As governor of Texas, Rick Perry has a long record of warm relations with Muslims. Could that be a liability in a GOP presidential field in which several candidates question US Muslims' loyalty?
In a GOP field crowded with presidential hopefuls questioning Muslims’ loyalty and promising to crack down on Muslim religious sharia law in America, Texas Gov. Rick Perry enters the race with a distinguishing calling card: a historically good relationship with Muslims in his state.
Whether Governor Perry, as a presidential candidate, will continue courting Muslims – and whether that is a liability for Perry in the current Islam-leery climate – remains to be seen.
An evangelical Christian and self-described social conservative who recently led a Christian prayer rally in Texas, Perry has had a surprisingly warm relationship with Muslims as governor, says Mohamed Elbiary, founder of the Freedom and Justice Foundation, a Muslim public policy organization in Texas.
“We’ve seen him for 20 years at state level, as lieutenant governor and state governor,” Mr.

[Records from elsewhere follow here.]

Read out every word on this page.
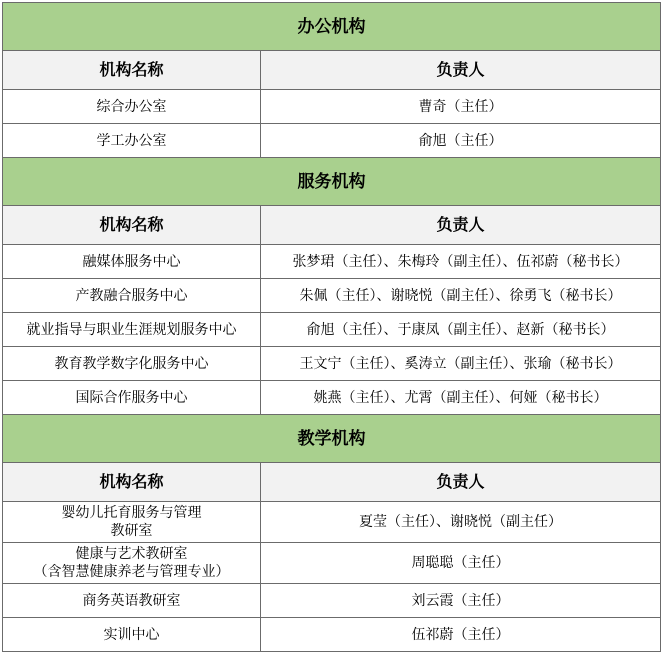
办公机构	
机构名称	负责人
综合办公室	曹奇（主任）
学工办公室	俞旭（主任）
服务机构	
机构名称	负责人
融媒体服务中心	张梦珺（主任）、朱梅玲（副主任）、伍祁蔚（秘书长）
产教融合服务中心	朱佩（主任）、谢晓悦（副主任）、徐勇飞（秘书长）
就业指导与职业生涯规划服务中心	俞旭（主任）、于康凤（副主任）、赵新（秘书长）
教育教学数字化服务中心	王文宁（主任）、奚涛立（副主任）、张瑜（秘书长）
国际合作服务中心	姚燕（主任）、尤霄（副主任）、何娅（秘书长）
教学机构	
机构名称	负责人

婴幼儿托育服务与管理
教研室	夏莹（主任）、谢晓悦（副主任）

健康与艺术教研室
（含智慧健康养老与管理专业）	周聪聪（主任）
商务英语教研室	刘云霞（主任）
实训中心	伍祁蔚（主任）
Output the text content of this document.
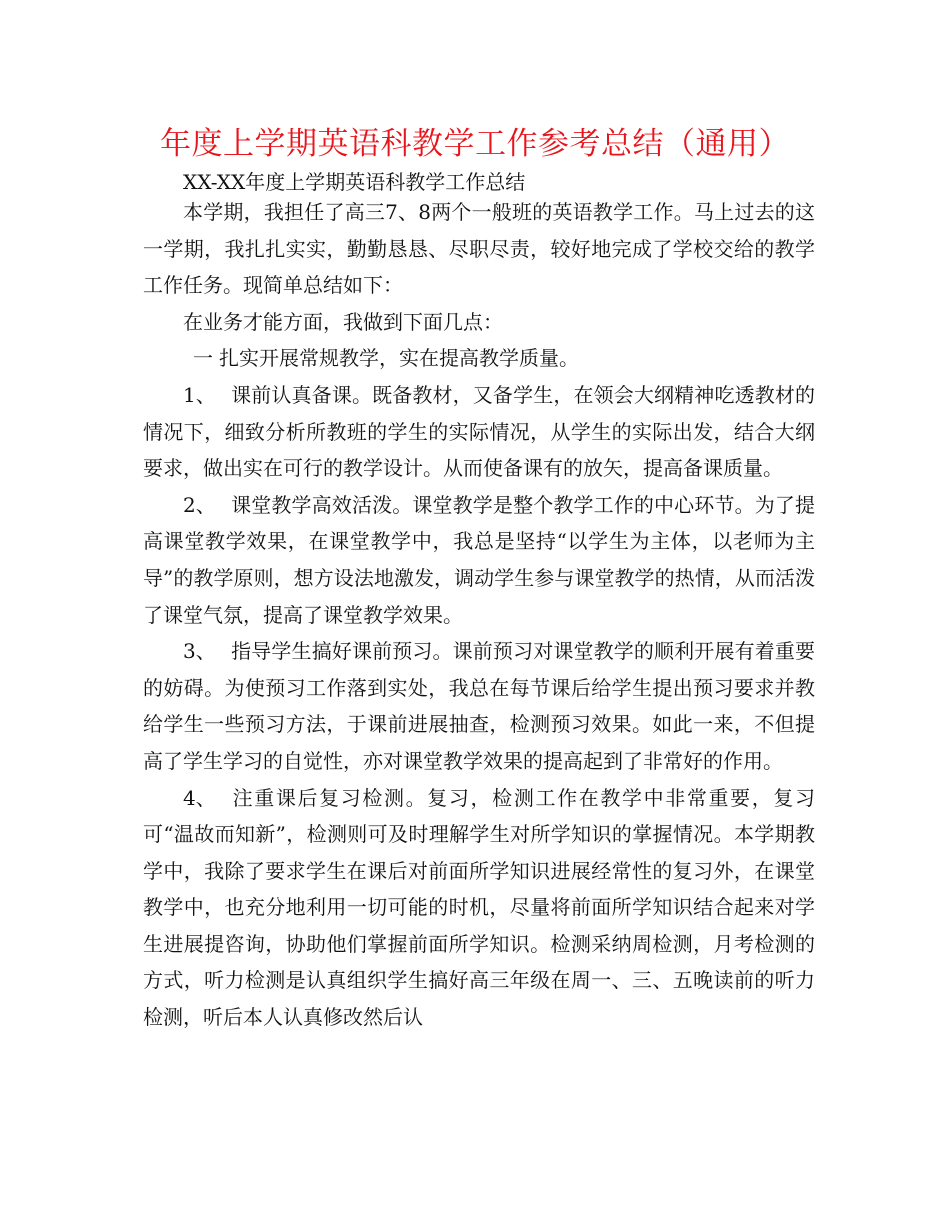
年度上学期英语科教学工作参考总结（通用）
XX-XX年度上学期英语科教学工作总结

本学期，我担任了高三7、8两个一般班的英语教学工作。马上过去的这一学期，我扎扎实实，勤勤恳恳、尽职尽责，较好地完成了学校交给的教学工作任务。现简单总结如下：

在业务才能方面，我做到下面几点：

一 扎实开展常规教学，实在提高教学质量。

1、 课前认真备课。既备教材，又备学生，在领会大纲精神吃透教材的情况下，细致分析所教班的学生的实际情况，从学生的实际出发，结合大纲要求，做出实在可行的教学设计。从而使备课有的放矢，提高备课质量。

2、 课堂教学高效活泼。课堂教学是整个教学工作的中心环节。为了提高课堂教学效果，在课堂教学中，我总是坚持“以学生为主体，以老师为主导”的教学原则，想方设法地激发，调动学生参与课堂教学的热情，从而活泼了课堂气氛，提高了课堂教学效果。

3、 指导学生搞好课前预习。课前预习对课堂教学的顺利开展有着重要的妨碍。为使预习工作落到实处，我总在每节课后给学生提出预习要求并教给学生一些预习方法，于课前进展抽查，检测预习效果。如此一来，不但提高了学生学习的自觉性，亦对课堂教学效果的提高起到了非常好的作用。

4、 注重课后复习检测。复习，检测工作在教学中非常重要，复习可“温故而知新”，检测则可及时理解学生对所学知识的掌握情况。本学期教学中，我除了要求学生在课后对前面所学知识进展经常性的复习外，在课堂教学中，也充分地利用一切可能的时机，尽量将前面所学知识结合起来对学生进展提咨询，协助他们掌握前面所学知识。检测采纳周检测，月考检测的方式，听力检测是认真组织学生搞好高三年级在周一、三、五晚读前的听力检测，听后本人认真修改然后认
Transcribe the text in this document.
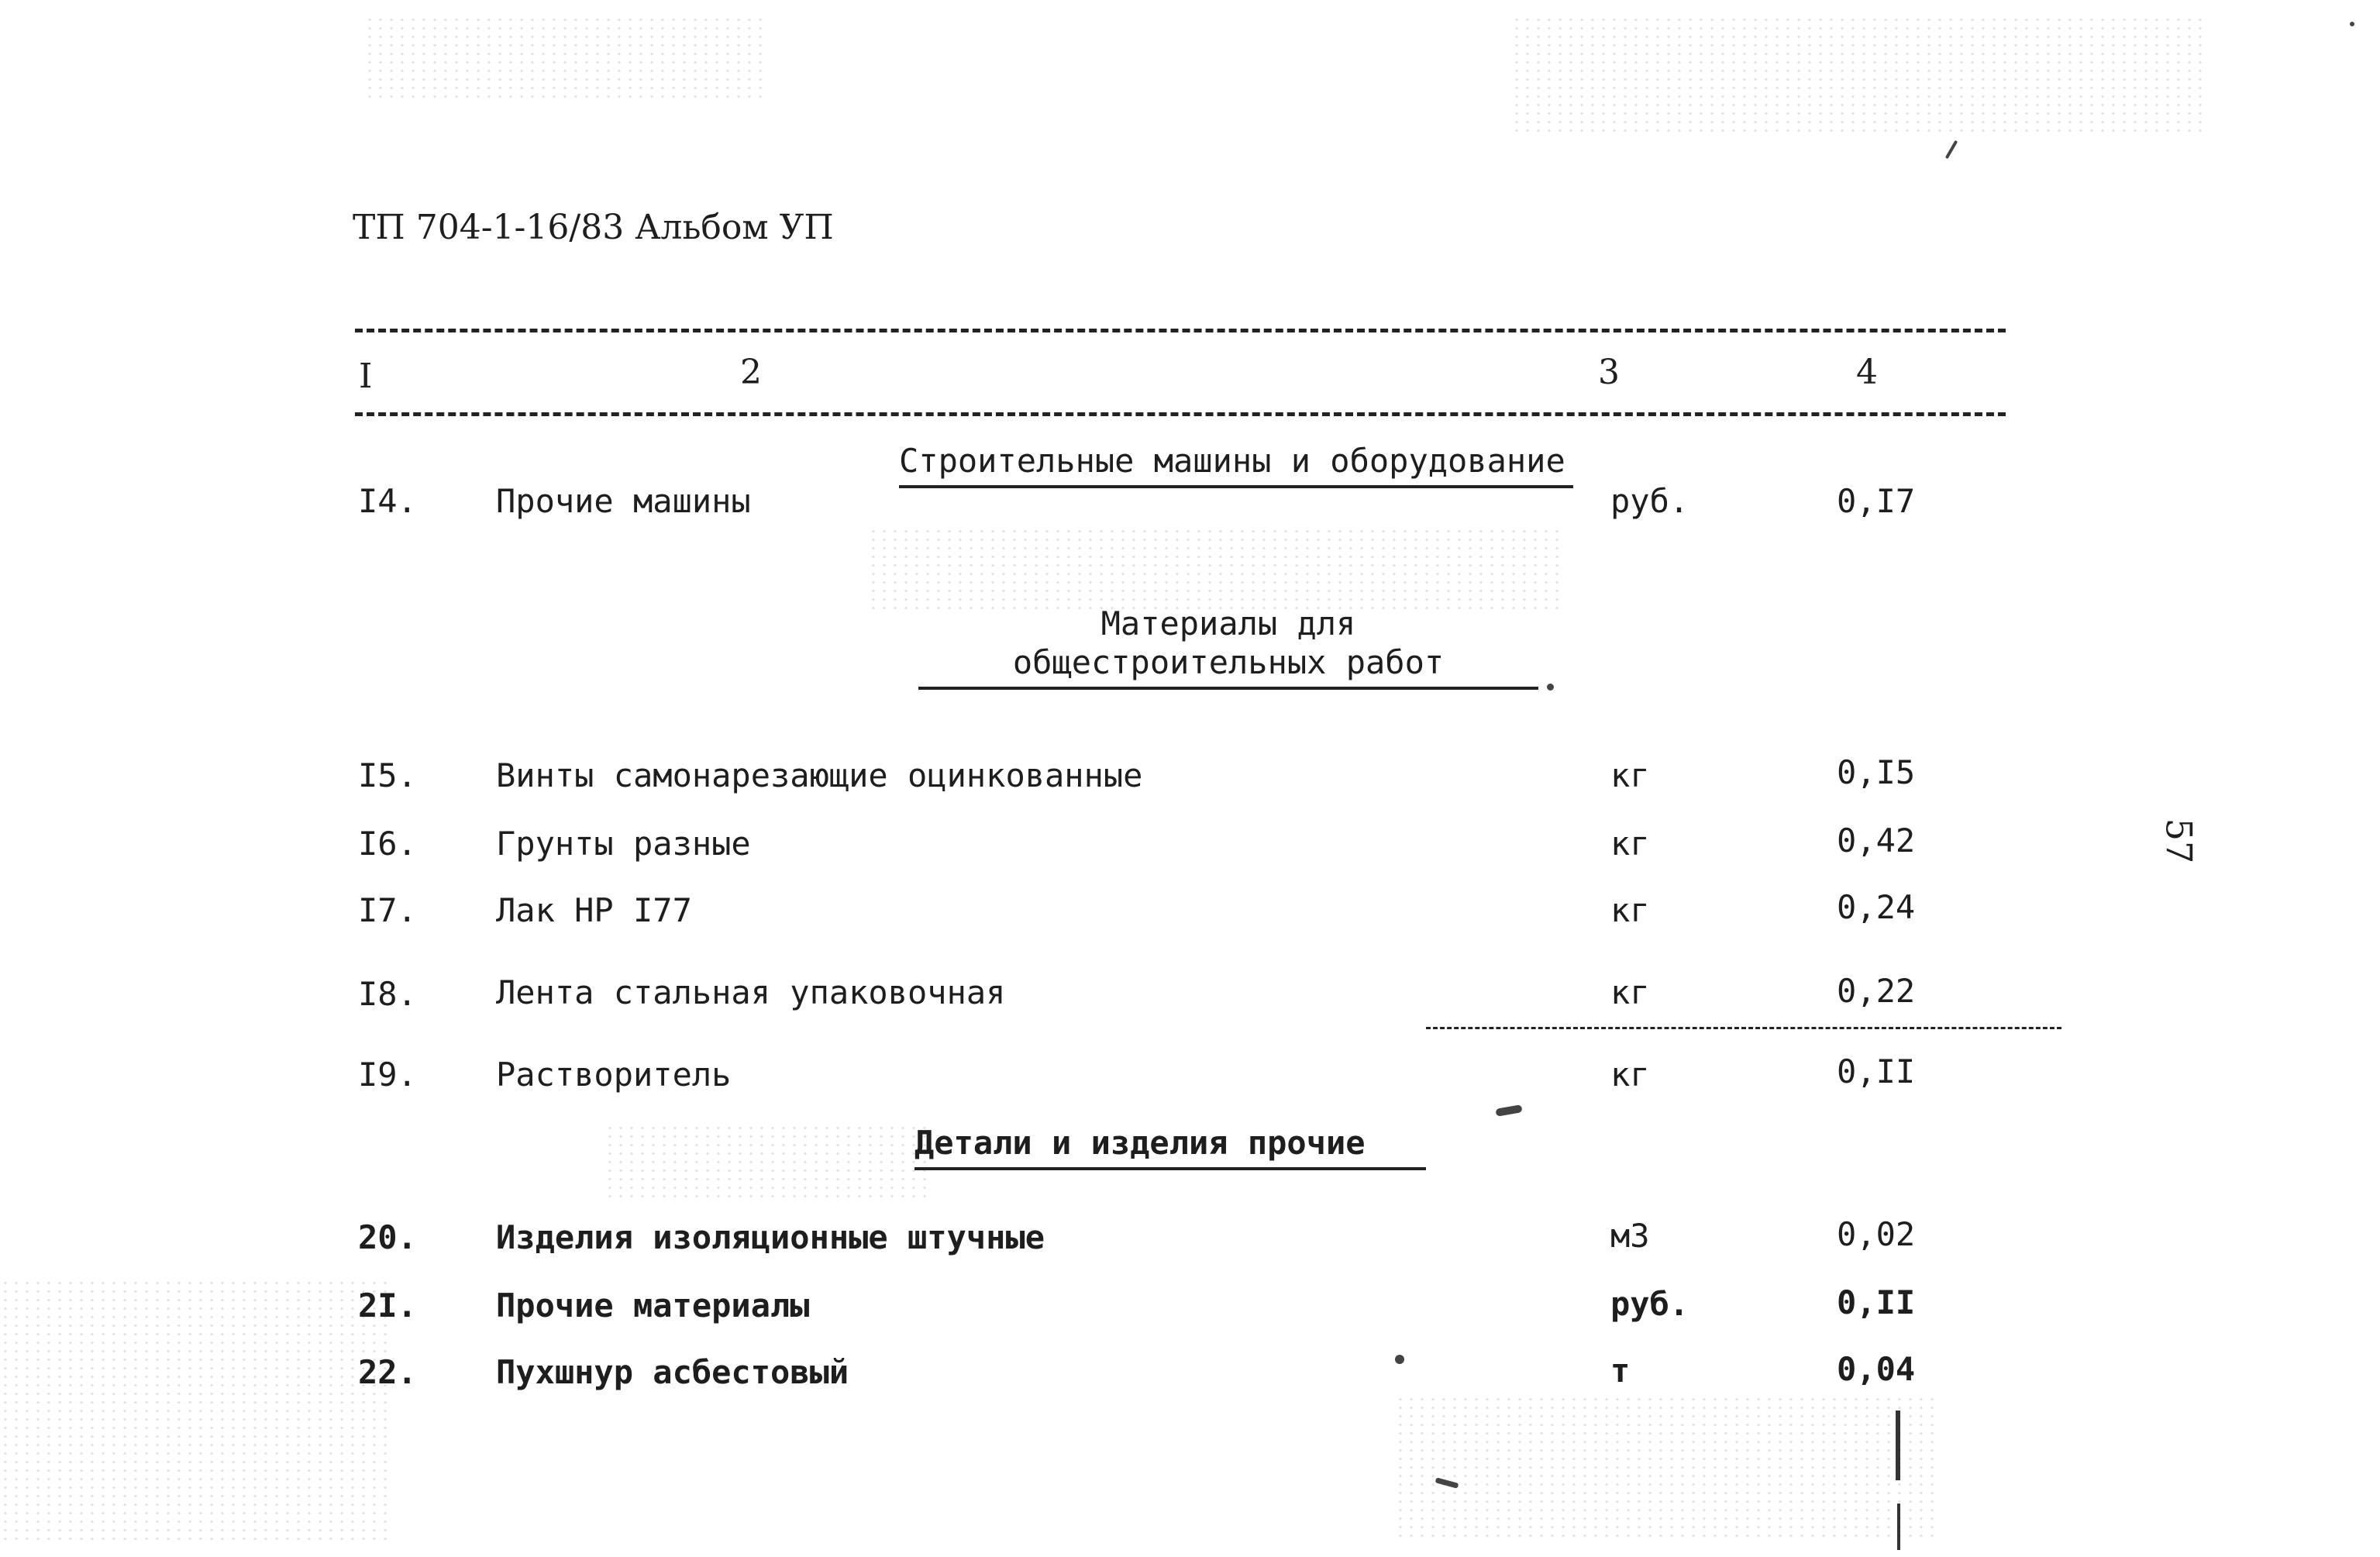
ТП 704-1-16/83 Альбом УП
I	2	3	4
Строительные машины и оборудование
I4. Прочие машины	руб.	0,I7
Материалы для общестроительных работ
I5. Винты самонарезающие оцинкованные	кг	0,I5
I6. Грунты разные	кг	0,42
I7. Лак НР I77	кг	0,24
I8. Лента стальная упаковочная	кг	0,22
I9. Растворитель	кг	0,II
Детали и изделия прочие
20. Изделия изоляционные штучные	м3	0,02
2I. Прочие материалы	руб.	0,II
22. Пухшнур асбестовый	т	0,04
57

Elbiary says. “Throughout that whole history, he’s never taken an anti-Muslim or anti-Islam position. He’s a live-and-let-live type of Texan, and relations have been good.”
In fact, Perry’s relations with Ismailis, a Shia sect of Islam whose adherents number between 30,000 and 40,000 in Texas, have been particularly positive, says Mahmoud Eboo, President of the Ismaili Council for the USA.